1. In ihrem Beschluss nach Artikel 25 kann die Kommission gegen den betreffenden Gatekeeper Geldbußen bis zu einem Höchstbetrag von 10 % seines im vorausgegangenen Geschäftsjahr erzielten Gesamtumsatzes verhängen, wenn sie feststellt, dass der Gatekeeper vorsätzlich oder fahrlässig
    1. eine der in den Artikeln 5 und 6 genannten Verpflichtungen nicht erfüllt,
    2. den von der Kommission durch einen Beschluss nach Artikel 7 Absatz 2 festgelegten Maßnahmen nicht nachkommt,
    3. nach Artikel 16 Absatz 1 angeordneten Maßnahmen nicht nachkommt,
    4. einem Beschluss, mit dem einstweilige Maßnahmen nach Artikel 22 angeordnet werden, nicht nachkommt,
    5. Verpflichtungszusagen, die nach Artikel 23 für bindend erklärt wurden, nicht einhält.
  2. Die Kommission kann gegen Unternehmen und Unternehmensvereinigungen per Beschluss Geldbußen bis zu einem Höchstbetrag von 1 % des im vorausgegangenen Geschäftsjahr erzielten Gesamtumsatzes verhängen, wenn sie vorsätzlich oder fahrlässig
    1. die für die Beurteilung ihrer Benennung als Gatekeeper nach Artikel 3 Absatz 2 erforderlichen Auskünfte nicht innerhalb der gesetzten Frist erteilen oder unrichtige, unvollständige oder irreführende Angaben machen,
    2. die nach Artikel 12 erforderlichen Auskünfte nicht erteilen oder unrichtige, unvollständige oder irreführende Angaben machen,
    3. die nach Artikel 13 erforderliche Beschreibung nicht übermitteln,
    4. bei der Erteilung von nach Artikel 19 oder Artikel 20 verlangten Auskünften oder Erläuterungen unrichtige, unvollständige oder irreführende Angaben machen,
    5. den nach Artikel 19 verlangten Zugang zu Datenbanken und Algorithmen verweigern,
    6. unrichtige, unvollständige oder irreführende Angaben eines Beschäftigten nicht innerhalb der von der Kommission gesetzten Frist berichtigen oder in Bezug auf Sachverhalte, die mit dem Gegenstand und dem Zweck einer Nachprüfung nach Artikel 21 im Zusammenhang stehen, keine vollständigen Auskünfte erteilen oder die Erteilung vollständiger Auskünfte verweigern,
    7. eine Nachprüfung vor Ort nach Artikel 21 nicht dulden.
  3. Bei der Festsetzung der Höhe der Geldbuße wird der Schwere, der Dauer und einer etwaigen Wiederholung der Zuwiderhandlung sowie bei nach Absatz 2 verhängten Geldbußen der im Verfahren verursachten Verzögerung Rechnung getragen.
  4. Wird gegen eine Unternehmensvereinigung eine Geldbuße unter Berücksichtigung des Umsatzes ihrer Mitglieder verhängt und ist die Unternehmensvereinigung selbst nicht zahlungsfähig, so ist sie verpflichtet, von ihren Mitgliedern Beiträge zur Deckung des Betrags dieser Geldbuße zu fordern.

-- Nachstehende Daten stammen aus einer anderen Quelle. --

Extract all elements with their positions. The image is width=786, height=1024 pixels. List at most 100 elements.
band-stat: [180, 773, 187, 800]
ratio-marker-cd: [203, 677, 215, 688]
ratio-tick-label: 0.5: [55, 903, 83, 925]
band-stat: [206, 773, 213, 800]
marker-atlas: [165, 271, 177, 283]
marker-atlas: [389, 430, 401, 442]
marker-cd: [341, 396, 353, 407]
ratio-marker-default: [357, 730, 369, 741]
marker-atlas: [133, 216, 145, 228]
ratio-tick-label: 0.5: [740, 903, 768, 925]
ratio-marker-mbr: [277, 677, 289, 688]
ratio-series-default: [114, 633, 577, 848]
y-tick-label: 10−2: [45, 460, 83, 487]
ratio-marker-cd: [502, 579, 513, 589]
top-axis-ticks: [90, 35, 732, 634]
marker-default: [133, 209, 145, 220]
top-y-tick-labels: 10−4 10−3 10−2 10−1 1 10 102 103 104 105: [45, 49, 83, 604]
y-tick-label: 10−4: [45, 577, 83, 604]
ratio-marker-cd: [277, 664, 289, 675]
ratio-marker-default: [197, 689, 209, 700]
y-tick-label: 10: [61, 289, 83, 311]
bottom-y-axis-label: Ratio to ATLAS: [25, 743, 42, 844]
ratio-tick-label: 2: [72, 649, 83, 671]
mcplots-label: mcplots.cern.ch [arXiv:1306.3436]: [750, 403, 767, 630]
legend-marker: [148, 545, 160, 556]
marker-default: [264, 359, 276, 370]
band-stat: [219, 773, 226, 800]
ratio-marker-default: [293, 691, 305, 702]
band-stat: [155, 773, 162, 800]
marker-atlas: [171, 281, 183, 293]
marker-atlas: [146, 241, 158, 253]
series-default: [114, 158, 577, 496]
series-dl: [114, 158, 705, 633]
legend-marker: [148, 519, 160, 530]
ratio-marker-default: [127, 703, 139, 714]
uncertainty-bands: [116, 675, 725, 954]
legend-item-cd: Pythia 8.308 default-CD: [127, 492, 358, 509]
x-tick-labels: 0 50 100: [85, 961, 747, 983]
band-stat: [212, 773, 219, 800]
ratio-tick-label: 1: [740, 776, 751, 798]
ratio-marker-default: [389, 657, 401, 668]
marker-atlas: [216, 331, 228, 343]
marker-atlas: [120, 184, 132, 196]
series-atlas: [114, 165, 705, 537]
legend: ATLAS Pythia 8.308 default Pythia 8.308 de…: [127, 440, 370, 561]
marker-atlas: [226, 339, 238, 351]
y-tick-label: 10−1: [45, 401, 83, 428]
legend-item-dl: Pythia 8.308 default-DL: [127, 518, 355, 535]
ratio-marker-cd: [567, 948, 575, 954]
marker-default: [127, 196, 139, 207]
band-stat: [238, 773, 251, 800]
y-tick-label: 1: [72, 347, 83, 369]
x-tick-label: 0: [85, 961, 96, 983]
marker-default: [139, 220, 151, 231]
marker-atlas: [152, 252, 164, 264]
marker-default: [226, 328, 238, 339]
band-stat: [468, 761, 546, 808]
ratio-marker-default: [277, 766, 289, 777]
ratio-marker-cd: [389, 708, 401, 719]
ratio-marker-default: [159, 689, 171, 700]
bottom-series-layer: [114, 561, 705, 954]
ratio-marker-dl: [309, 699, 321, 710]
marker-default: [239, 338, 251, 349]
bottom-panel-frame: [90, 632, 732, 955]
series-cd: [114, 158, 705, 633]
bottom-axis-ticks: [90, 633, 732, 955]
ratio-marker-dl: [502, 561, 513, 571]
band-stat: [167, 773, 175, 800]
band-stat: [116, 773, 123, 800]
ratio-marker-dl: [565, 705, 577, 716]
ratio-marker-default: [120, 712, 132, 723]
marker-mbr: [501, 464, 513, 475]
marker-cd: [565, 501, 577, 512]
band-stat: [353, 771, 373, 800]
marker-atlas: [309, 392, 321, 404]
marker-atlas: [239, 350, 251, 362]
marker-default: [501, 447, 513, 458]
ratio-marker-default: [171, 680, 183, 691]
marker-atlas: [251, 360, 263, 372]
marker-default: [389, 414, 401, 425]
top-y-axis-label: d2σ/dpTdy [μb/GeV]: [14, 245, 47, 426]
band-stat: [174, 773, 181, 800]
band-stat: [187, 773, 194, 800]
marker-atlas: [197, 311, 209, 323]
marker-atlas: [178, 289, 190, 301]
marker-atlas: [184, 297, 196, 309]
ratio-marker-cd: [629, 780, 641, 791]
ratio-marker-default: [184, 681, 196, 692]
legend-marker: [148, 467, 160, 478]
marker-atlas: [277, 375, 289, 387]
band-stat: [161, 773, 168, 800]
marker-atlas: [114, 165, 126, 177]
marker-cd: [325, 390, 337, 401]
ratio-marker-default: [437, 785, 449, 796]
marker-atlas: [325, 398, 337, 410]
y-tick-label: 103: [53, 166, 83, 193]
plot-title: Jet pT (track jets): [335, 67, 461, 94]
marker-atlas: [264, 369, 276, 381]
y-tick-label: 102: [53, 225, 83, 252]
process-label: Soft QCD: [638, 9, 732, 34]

    Werden diese Beiträge innerhalb einer von der Kommission gesetzten Frist nicht geleistet, so kann die Kommission die Zahlung der Geldbuße unmittelbar von jedem Unternehmen verlangen, dessen Vertreter Mitglieder in den betreffenden Entscheidungsgremien der Vereinigung waren.

    Nachdem die Kommission die Zahlung nach Unterabsatz 2 verlangt hat, kann sie die Zahlung des Restbetrags von jedem Mitglied der Vereinigung verlangen, das auf dem von der Zuwiderhandlung betroffenen Markt tätig war, soweit dies für die vollständige Zahlung der Geldbuße erforderlich ist.

    Die Kommission darf jedoch Zahlungen nach Unterabsatz 2 oder 3 nicht von Unternehmen verlangen, die nachweisen, dass sie den die Zuwiderhandlung begründenden Beschluss der Vereinigung nicht umgesetzt haben und entweder von dessen Existenz keine Kenntnis hatten oder sich aktiv davon distanziert haben, noch ehe die Kommission mit der Untersuchung des Falls begann.

    Die finanzielle Haftung eines Unternehmens für die Zahlung der Geldbuße darf 10 % seines im vorausgegangenen Geschäftsjahr erzielten Gesamtumsatzes nicht übersteigen.